6.2.1 Operating principle

The operating principle of sector mass spectrometers is shown in Figure 6.3.

Operating principle of the 180° sector mass

Figure 6.3: Operating principle of the 180° sector mass spectrometer

Neutral gas particles are ionized in an ion source through electron bombardment (Figure 6.4 a). The electrons thus generated with mass $m$ with a load $q$ pass through a potential gradient $U$ towards the magnetic sector field and at the same time take up the kinetic energy,

\[E_{kin} = q \cdot U =\frac{m \cdot v^2}{2}\]

Formula 6-1: Kinetic energy

i. e. they pass through the sector field at a

speed $v=\sqrt{\frac{2qU}{m}}$. Where the charge is identical,

the speed and thus the time required to pass a given distance depends on the mass. This is exploited directly by time-of-flight mass spectrometers for the purpose of separating masses. In sector field mass spectrometers, the ions describe a circular path in the homogeneous magnetic field caused by the Lorentz force which acts on the moving ions perpendicularly to the speed and perpendicularly to the magnetic field.

\[F=q \cdot v \cdot B \]

Formula 6-2: Lorentz force

This is used to calculate the radius of the path

\[q \cdot v \cdot B = m \cdot v^2 / r\]

Formula 6-3: Equilibrium of forces

This is used to calculate the radius of the path

\[r=\frac{m \cdot v}{q \cdot B} \mbox{and with Formula 6.1} r=\sqrt{\frac{2mU}{qB^2}}\]

Formula 6-4: Path radius

The sector field mass spectrometers used for leak detectors are equipped with a permanent magnet which supplies a constant magnetic field and in Figure 6.3 is positioned perpendicular to the image plane.
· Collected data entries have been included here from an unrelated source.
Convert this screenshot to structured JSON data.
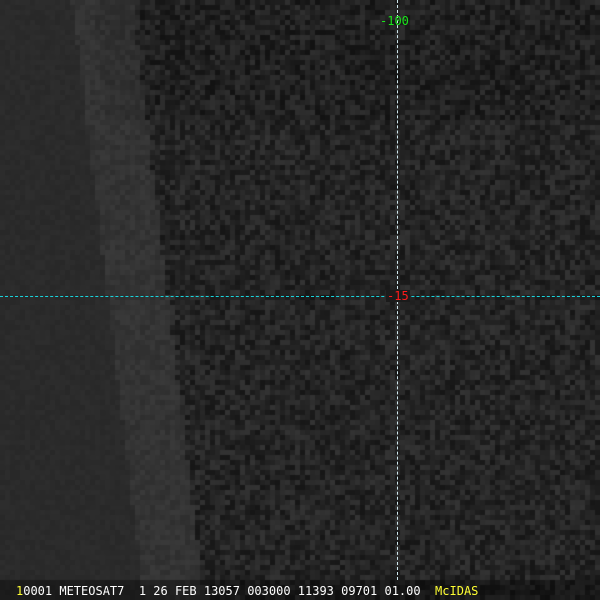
{
  "image": {
    "lon_label": "-100",
    "lat_label": "-15",
    "colors": {
      "lon_label": "#19e619",
      "lat_label": "#ff1a1a",
      "grid_lat": "#19d3dc",
      "grid_lon": "#cfe8ee"
    }
  },
  "footer": {
    "frame_number": "1",
    "info": "0001 METEOSAT7  1 26 FEB 13057 003000 11393 09701 01.00",
    "brand": "McIDAS"
  }
}
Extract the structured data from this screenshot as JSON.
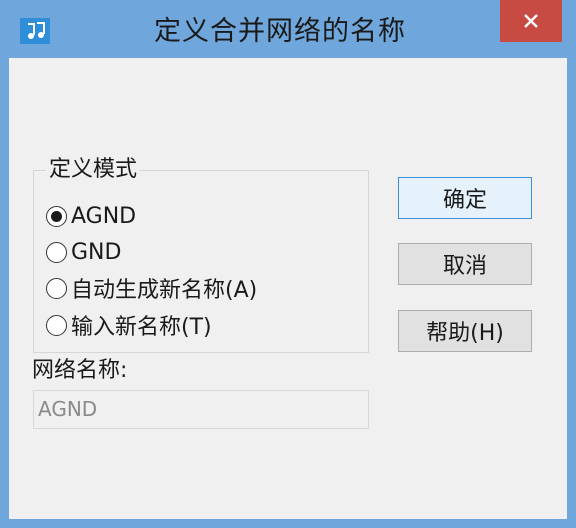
{
  "window": {
    "title": "定义合并网络的名称",
    "close_label": "×"
  },
  "mode_group": {
    "legend": "定义模式",
    "options": [
      {
        "label": "AGND",
        "checked": true
      },
      {
        "label": "GND",
        "checked": false
      },
      {
        "label": "自动生成新名称(A)",
        "checked": false
      },
      {
        "label": "输入新名称(T)",
        "checked": false
      }
    ]
  },
  "net_name": {
    "label": "网络名称:",
    "value": "AGND"
  },
  "buttons": {
    "ok": "确定",
    "cancel": "取消",
    "help": "帮助(H)"
  },
  "colors": {
    "frame": "#6fa6db",
    "close": "#c74a43",
    "client": "#f0f0f0",
    "default_button_border": "#3c8fd9"
  },
  "icons": {
    "app": "music-note-icon",
    "close": "close-icon"
  }
}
The spectrometers are adjusted in such a way that the trajectory of singly charged helium ions first passes through an orifice and then through the outlet slit and finally strikes the detector. All other molecules are unable to pass through the slit and are re-neutralized. The ion current measured for helium is proportional to the helium partial pressure. As can be seen from Formula 6-4, the radius of the path can be varied through the accelerating voltage $U$. In practice, use is restricted to deflecting not just 4helium but also ions with an $m/e$ ratio of 2 and 3 towards the outlet slit and so detect the gases hydrogen and 3helium.

To obtain a high detection sensitivity of the helium test gas during leak detection, the sector field mass spectrometer is fitted with a sensitive detector. A straightforward metal collector (Faraday cup) no longer meets today's requirements, so modern leak testers incorporate micro channel plates which are extremely compact and have high gain and low noise. These glass micro channel plates that are metal-coated on both sides have a large number of fine channels which run at a slight angle to the end faces (Figure 6.4 b) and whose interior surfaces are coated. If an ion strikes this surface, an avalanche of secondary electrons is triggered and this is accelerated towards the detector by the voltage applied to the plate.

Sector field mass spectrometers: (a) Ion source,
					(b) Detector

Figure 6.4: Sector field mass spectrometers: (a) Ion source, (b) Detector

According to Formula 6-4 the radius of the trajectory is inversely proportional to the magnetic field. The materials available for permanent magnets place restrictions on the magnetic field strength. This results in a typical radius of the order of 10 cm for helium spectrometers. To ensure that the trajectories of the ions are not interrupted by collisions, the mean path length must be approximately of the same magnitude. The maximum continuous operating pressure for helium sector field mass spectrometers is therefore approximately 10-5 hPa.